Fakat iktidara geçtikten hemen sonra ne yapıyor 23 Mart 1933'te Alman Parlamentosu'ndan yetki istiyor. Muhalefet partisinin desteğiyle dört sene süreyle hiç bir parlamento denetimi olmadan ülkeyi dilediği gibi idare ediyor. Sonra ne oluyor? Hitler'i destekleyen parti Hitler'in baskısıyla kendini fesh ediyor. Lozan'ın yaşandığı dönemlerde işte böyle şeyler oluyor.
Büyük devletler övgüyle bakıyorlar çünkü Batılı iş adamları Nazi Almanya'sına iş yapabiliyorlar. Büyük devletlerin firmalarına kapılar açık. İş adamları Hitler'e büyük destek oluyorlar. İş adamlarının da demokrasiyi korumak gibi bir kaygıları yok. O iktidar zamanında para kazanıyorlar. O yüzden Hitler'i en çok destekleyenler arasında iş adamları var.
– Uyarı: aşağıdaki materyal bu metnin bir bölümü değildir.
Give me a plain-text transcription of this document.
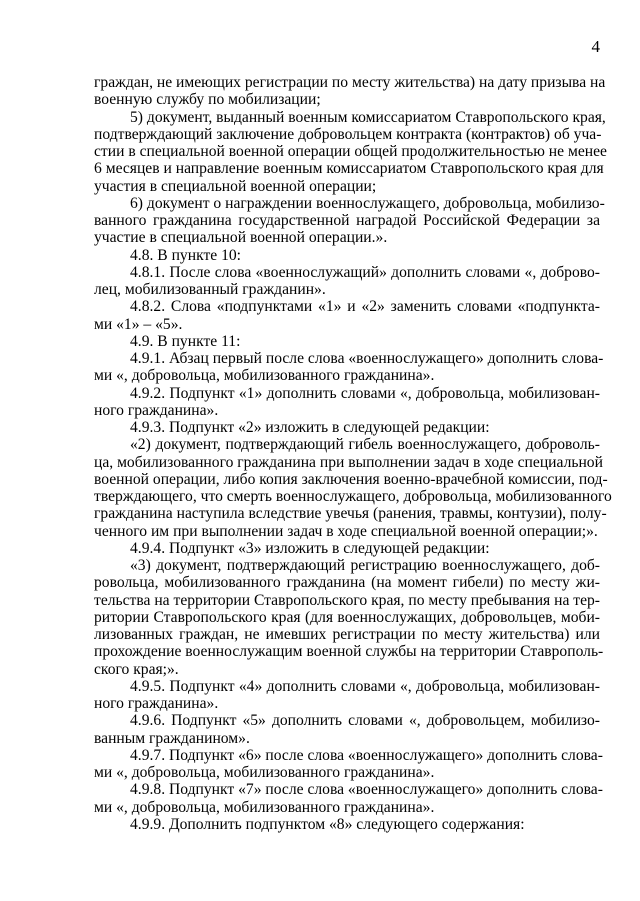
4
граждан, не имеющих регистрации по месту жительства) на дату призыва на
военную службу по мобилизации;
5) документ, выданный военным комиссариатом Ставропольского края,
подтверждающий заключение добровольцем контракта (контрактов) об уча-
стии в специальной военной операции общей продолжительностью не менее
6 месяцев и направление военным комиссариатом Ставропольского края для
участия в специальной военной операции;
6) документ о награждении военнослужащего, добровольца, мобилизо-
ванного гражданина государственной наградой Российской Федерации за
участие в специальной военной операции.».
4.8. В пункте 10:
4.8.1. После слова «военнослужащий» дополнить словами «, доброво-
лец, мобилизованный гражданин».
4.8.2. Слова «подпунктами «1» и «2» заменить словами «подпункта-
ми «1» – «5».
4.9. В пункте 11:
4.9.1. Абзац первый после слова «военнослужащего» дополнить слова-
ми «, добровольца, мобилизованного гражданина».
4.9.2. Подпункт «1» дополнить словами «, добровольца, мобилизован-
ного гражданина».
4.9.3. Подпункт «2» изложить в следующей редакции:
«2) документ, подтверждающий гибель военнослужащего, доброволь-
ца, мобилизованного гражданина при выполнении задач в ходе специальной
военной операции, либо копия заключения военно-врачебной комиссии, под-
тверждающего, что смерть военнослужащего, добровольца, мобилизованного
гражданина наступила вследствие увечья (ранения, травмы, контузии), полу-
ченного им при выполнении задач в ходе специальной военной операции;».
4.9.4. Подпункт «3» изложить в следующей редакции:
«3) документ, подтверждающий регистрацию военнослужащего, доб-
ровольца, мобилизованного гражданина (на момент гибели) по месту жи-
тельства на территории Ставропольского края, по месту пребывания на тер-
ритории Ставропольского края (для военнослужащих, добровольцев, моби-
лизованных граждан, не имевших регистрации по месту жительства) или
прохождение военнослужащим военной службы на территории Ставрополь-
ского края;».
4.9.5. Подпункт «4» дополнить словами «, добровольца, мобилизован-
ного гражданина».
4.9.6. Подпункт «5» дополнить словами «, добровольцем, мобилизо-
ванным гражданином».
4.9.7. Подпункт «6» после слова «военнослужащего» дополнить слова-
ми «, добровольца, мобилизованного гражданина».
4.9.8. Подпункт «7» после слова «военнослужащего» дополнить слова-
ми «, добровольца, мобилизованного гражданина».
4.9.9. Дополнить подпунктом «8» следующего содержания:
Faşist yönetimler, hem dünyayı hem Avrupa'yı felakete sürüklüyorlar.''
-YARGI BAĞIMSIZLIĞI-
Lozan'ın büyük bir zafer olduğunu belirten Öymen, İsmet İnönü'nün toplantıyı terk ederek trenle Ankara'ya dönmesinin ardından müttefiklerce yeniden çağrıldığını ve bu ülkelerin daha önce vermedikleri tavizleri verdiklerini dile getirdi. Tüm bunların amacının Türkiye'nin tam istiklalini ve kayıtsız şartsız egemenliğini sağlamak olduğunu dile getiren Öymen, ''Bu millet istiklalsiz yaşamamıştır, yaşayamaz ve yaşamayacaktır'' dedi.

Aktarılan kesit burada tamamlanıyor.